Examples of images that were correctly predicted by one method only. Red color highlights the activation region associated with the class predicted by the classifier.

Fig. 3.
figure 3

Examples of images that were wrongly predicted by both methods. Red color highlights the activation region associated with the class predicted by the classifier.

As shown in Fig. 2a–d, when the classification is correct, CAM accurately highlighted the malignant masses (Fig. 2a–b) and benign lumps (Fig. 2c–d). When the baseline method wrongly classified malignant tumors as benign, the network pays attention to both CAM area as well as the adjacent normal tissues. As for the normal cases which were correctly predicted by the baseline only, the attention is on the normal shallow skin tissues while the multi-task method wrongly regarded the decay resulted from deep location or dense superficial tissues and some cellulite that extended into the glandular layer as masses (Fig. 2e–f).

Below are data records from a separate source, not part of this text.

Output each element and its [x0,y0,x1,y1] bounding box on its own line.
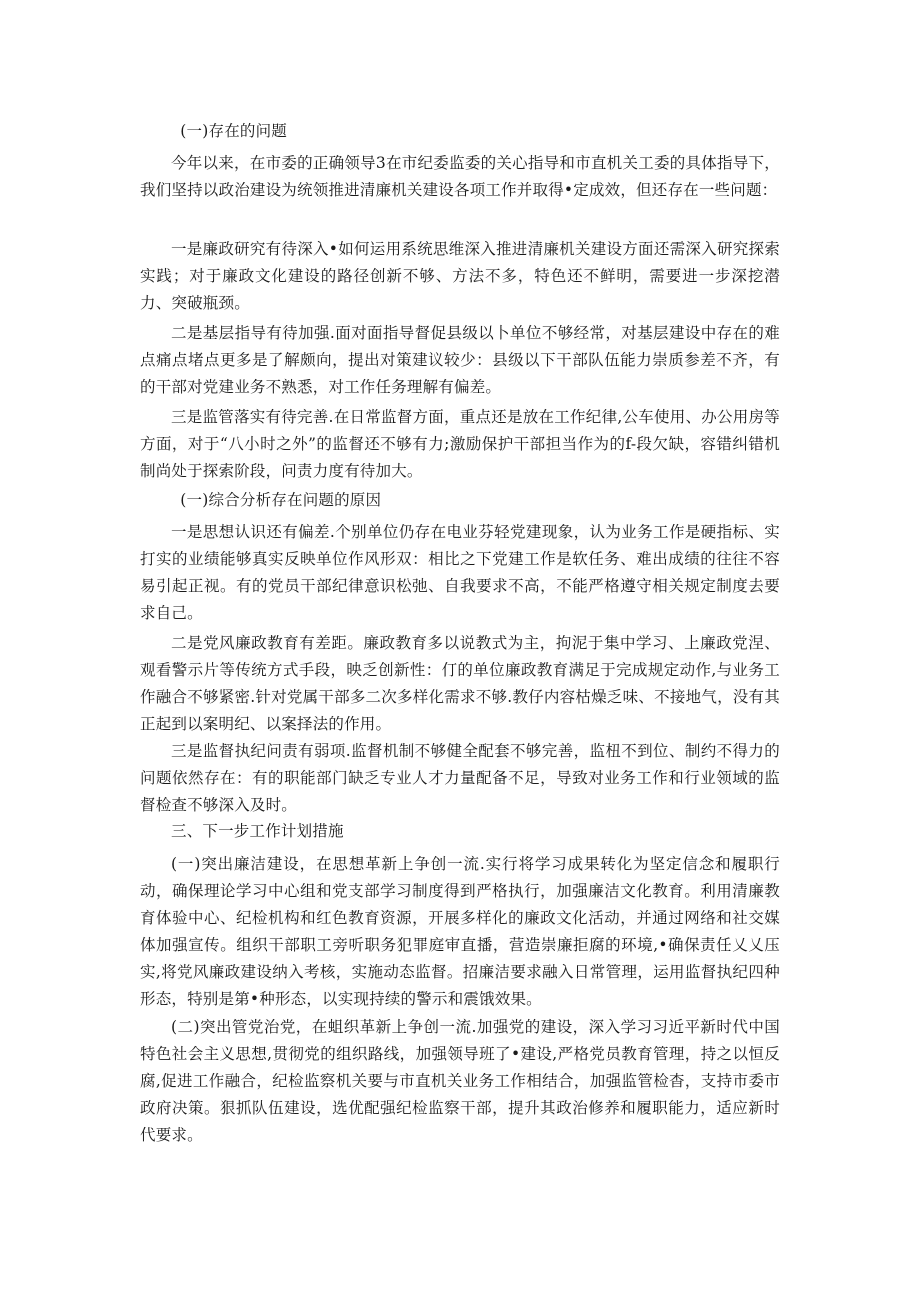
paragraph-problem-1: 一是廉政研究有待深入•如何运用系统思维深入推进清廉机关建设方面还需深入研究探索实践；对于廉政文化建设的路径创新不够、方法不多，特色还不鲜明，需要进一步深挖潜力、突破瓶颈。 [140,240,780,312]
section-heading-next-steps: 三、下一步工作计划措施 [171,822,344,840]
paragraph-cause-3: 三是监督执纪问责有弱项.监督机制不够健全配套不够完善，监杻不到位、制约不得力的问题依然存在：有的职能部门缺乏专业人才力量配备不足，导致对业务工作和行业领域的监督检查不够深入及时。 [140,742,780,814]
section-heading-causes: (一)综合分析存在问题的原因 [180,491,382,509]
paragraph-cause-1: 一是思想认识还有偏差.个别单位仍存在电业芬轻党建现象，认为业务工作是硬指标、实打实的业绩能够真实反映单位作风形双：相比之下党建工作是软任务、难出成绩的往往不容易引起正视。有的党员干部纪律意识松弛、自我要求不高，不能严格遵守相关规定制度去要求自己。 [140,523,780,622]
section-heading-problems: (一)存在的问题 [180,122,287,140]
paragraph-plan-2: (二)突出管党治党，在蛆织革新上争创一流.加强党的建设，深入学习习近平新时代中国特色社会主义思想,贯彻党的组织路线，加强领导班了•建设,严格党员教育管理，持之以恒反腐,促进工作融合，纪检监察机关要与市直机关业务工作相结合，加强监管检杳，支持市委市政府决策。狠抓队伍建设，选优配强纪检监察干部，提升其政治修养和履职能力，适应新时代要求。 [140,1018,780,1144]
paragraph-plan-1: (一)突出廉洁建设，在思想革新上争创一流.实行将学习成果转化为坚定信念和履职行动，确保理论学习中心组和党支部学习制度得到严格执行，加强廉洁文化教育。利用清廉教育体验中心、纪检机构和红色教育资源，开展多样化的廉政文化活动，并通过网络和社交媒体加强宣传。组织干部职工旁听职务犯罪庭审直播，营造崇廉拒腐的环境,•确保责任乂乂压实,将党风廉政建设纳入考核，实施动态监督。招廉洁要求融入日常管理，运用监督执纪四种形态，特别是第•种形态，以实现持续的警示和震饿效果。 [140,855,780,1008]
paragraph-problem-3: 三是监管落实有待完善.在日常监督方面，重点还是放在工作纪律,公车使用、办公用房等方面，对于“八小时之外”的监督还不够有力;激励保护干部担当作为的f-段欠缺，容错纠错机制尚处于探索阶段，问责力度有待加大。 [140,408,780,480]
paragraph-problem-2: 二是基层指导有待加强.面对面指导督促县级以卜单位不够经常，对基层建设中存在的难点痛点堵点更多是了解颇向，提出对策建议较少：县级以下干部队伍能力崇质参差不齐，有的干部对党建业务不熟悉，对工作任务理解有偏差。 [140,324,780,396]
paragraph-cause-2: 二是党风廉政教育有差距。廉政教育多以说教式为主，拘泥于集中学习、上廉政党涅、观看警示片等传统方式手段，映乏创新性：仃的单位廉政教育满足于完成规定动作,与业务工作融合不够紧密.针对党属干部多二次多样化需求不够.教仔内容枯燥乏味、不接地气，没有其正起到以案明纪、以案择法的作用。 [140,634,780,733]
paragraph-intro: 今年以来，在市委的正确领导3在市纪委监委的关心指导和市直机关工委的具体指导下，我们坚持以政治建设为统领推进清廉机关建设各项工作并取得•定成效，但还存在一些问题： [140,154,780,199]
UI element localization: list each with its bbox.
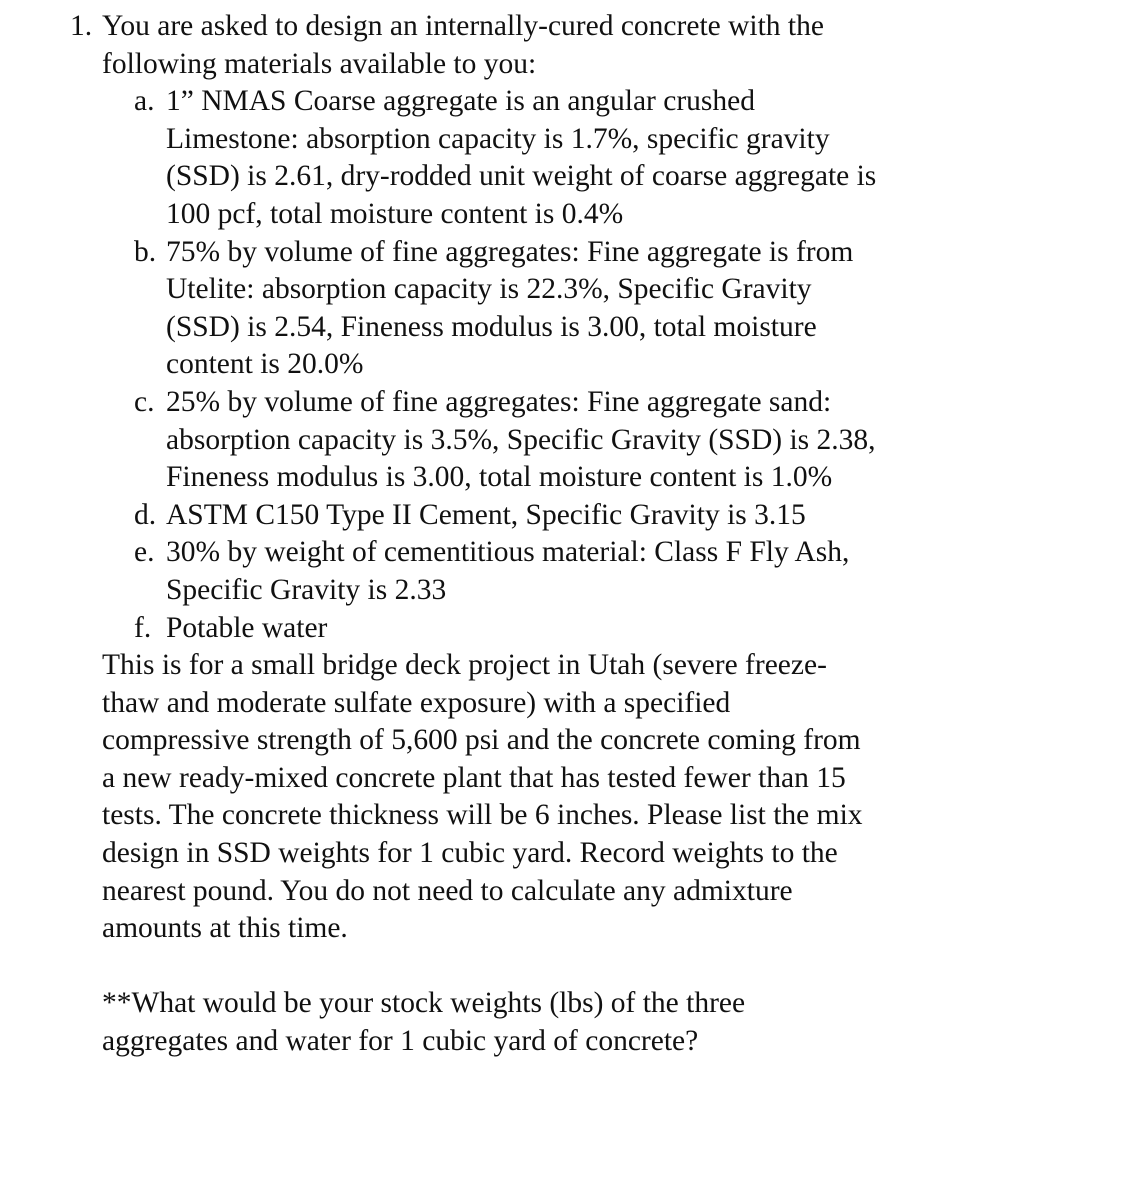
item-text: 75% by volume of fine aggregates: Fine aggregate is from Utelite: absorption capacity is 22.3%, Specific Gravity (SSD) is 2.54, Fineness modulus is 3.00, total moisture content is 20.0% [166, 235, 854, 381]
item-text: 1” NMAS Coarse aggregate is an angular crushed Limestone: absorption capacity is 1.7%, specific gravity (SSD) is 2.61, dry-rodded unit weight of coarse aggregate is 100 pcf, total moisture content is 0.4% [166, 85, 877, 230]
material-item-f [102, 610, 886, 648]
materials-list [102, 83, 882, 647]
problem-1 [0, 8, 882, 1061]
problem-intro: You are asked to design an internally-cured concrete with the following materials available to you: [102, 10, 824, 80]
item-text: ASTM C150 Type II Cement, Specific Gravity is 3.15 [166, 498, 806, 531]
problem-scenario: This is for a small bridge deck project in Utah (severe freeze-thaw and moderate sulfate exposure) with a specified compressive strength of 5,600 psi and the concrete coming from a new ready-mixed concrete plant that has tested fewer than 15 tests. The concrete thickness will be 6 inches. Please list the mix design in SSD weights for 1 cubic yard. Record weights to the nearest pound. You do not need to calculate any admixture amounts at this time. [102, 649, 863, 945]
item-text: 25% by volume of fine aggregates: Fine aggregate sand: absorption capacity is 3.5%, Specific Gravity (SSD) is 2.38, Fineness modulus is 3.00, total moisture content is 1.0% [166, 385, 876, 494]
item-text: Potable water [166, 611, 328, 644]
document-page [0, 8, 1139, 1061]
item-marker: e. [134, 536, 155, 569]
item-marker: b. [134, 235, 157, 268]
material-item-b [102, 234, 886, 384]
item-text: 30% by weight of cementitious material: Class F Fly Ash, Specific Gravity is 2.33 [166, 536, 850, 606]
material-item-c [102, 384, 886, 497]
item-marker: d. [134, 498, 157, 531]
item-marker: a. [134, 85, 155, 118]
problem-number: 1. [70, 10, 93, 42]
paragraph-spacer [102, 948, 882, 986]
material-item-e [102, 534, 886, 609]
followup-question: **What would be your stock weights (lbs) of the three aggregates and water for 1 cubic yard of concrete? [102, 987, 746, 1058]
material-item-d [102, 497, 926, 535]
material-item-a [102, 83, 886, 233]
item-marker: c. [134, 385, 155, 418]
item-marker: f. [134, 611, 152, 644]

As for the cases failed by both methods, some of them belongs to BI-RADS category 4, which is also difficult for radiologists to decide and requires pathological verifications (Fig. 3b–c). Nevertheless, for these cases, CAM still accurately highlighted lumps in the image. Figure 3d was predicted as normal tissues due to the tiny volume of the mass. Some radiologists may consider it as normal ducts while others may think of cysts. The interpretation on this kind of images is relatively subjective, and the lesion has little impact on patients. In Fig. 3e, a malignant label was given to normal tissues, as the area was a centralized point of mammary ducts and thus was difficult to be distinguished from lesions even by senior doctors, if the location is unclear. Another misdiagnosis example was Fig. 3f, in which normal tissues were deemed as benign lumps. The interpretation identified the cellulite as a hypoechoic mass. It was difficult to tell the exact nature of this mass, since ultrasound radiologists also depended on whether the mass continued with normal tissues to determine its character. Due to the complex structures of breasts, such as the cellulite penetrating into the glands, the collection of vasa efferentia under the nipples, the common features of benign and malignant lumps, together with the different features of each section, it is difficult to determine the relationship between lumps and its surrounding tissues, as well as its overall situation. More complete patient-based videos might be required to obtain better results.

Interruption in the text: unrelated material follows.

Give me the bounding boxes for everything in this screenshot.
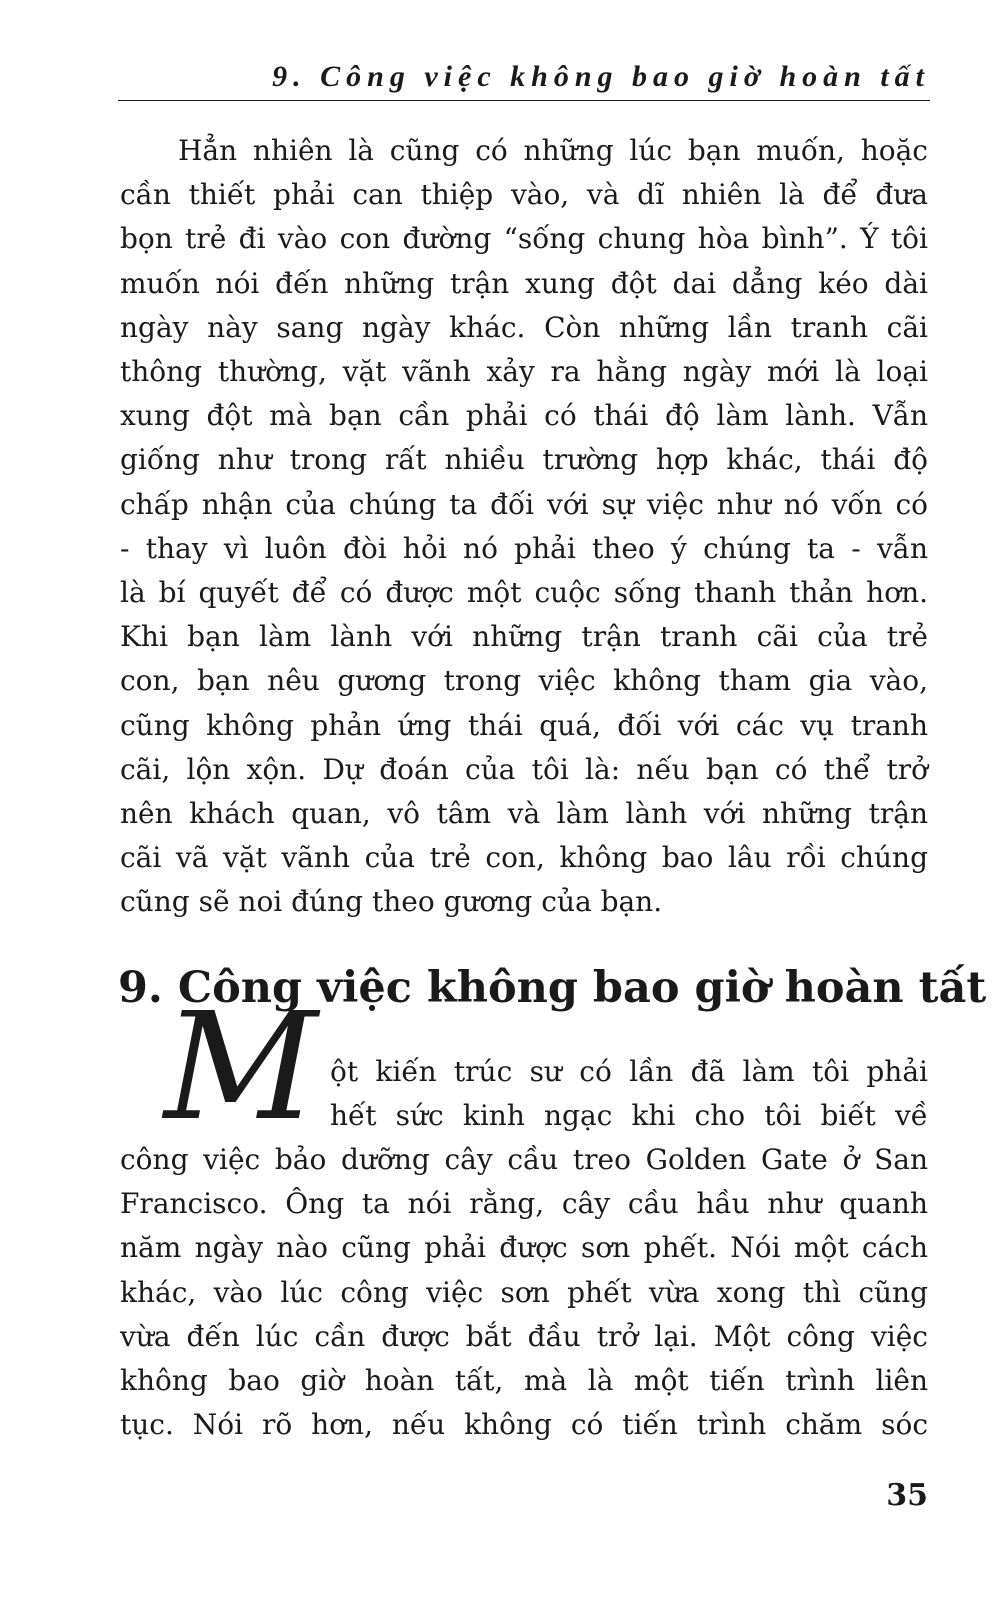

Notably, in our preliminary results, we found some intriguing malignant cases that were classified as normal (e.g. Fig. 3a). After reviewing the cases, we found that some of them came from the patients which were diagnosed as cancer. But the tumor was not captured in the image and the tissues shown in the image are normal findings. Those cases were eliminated with a second review. This also suggests that CNN is a powerful tool to learn the generalized pattern even when there are noises in the training data.

4 Conclusion

In this paper, we adopted CNN to predict breast tumors in ultrasound images. Domain knowledge was integrated into the training process. Promising results were obtained in separating images with lump and normal findings. Moreover, though this is not a segmentation task, the activation map of the trained classifier can still correctly highlight the mass regions in images. In addition, reasonable results were also obtained in differentiating malignant tumors and benign lumps. In the future, more data will be collected to fine-tune the network. And the system will be extended to process video data for better classification and prediction of the tumor malignancy. The correlation between BI-RADS categories and the classification results will be then investigated such that the whole system can be integrated into current breast cancer diagnosis procedure.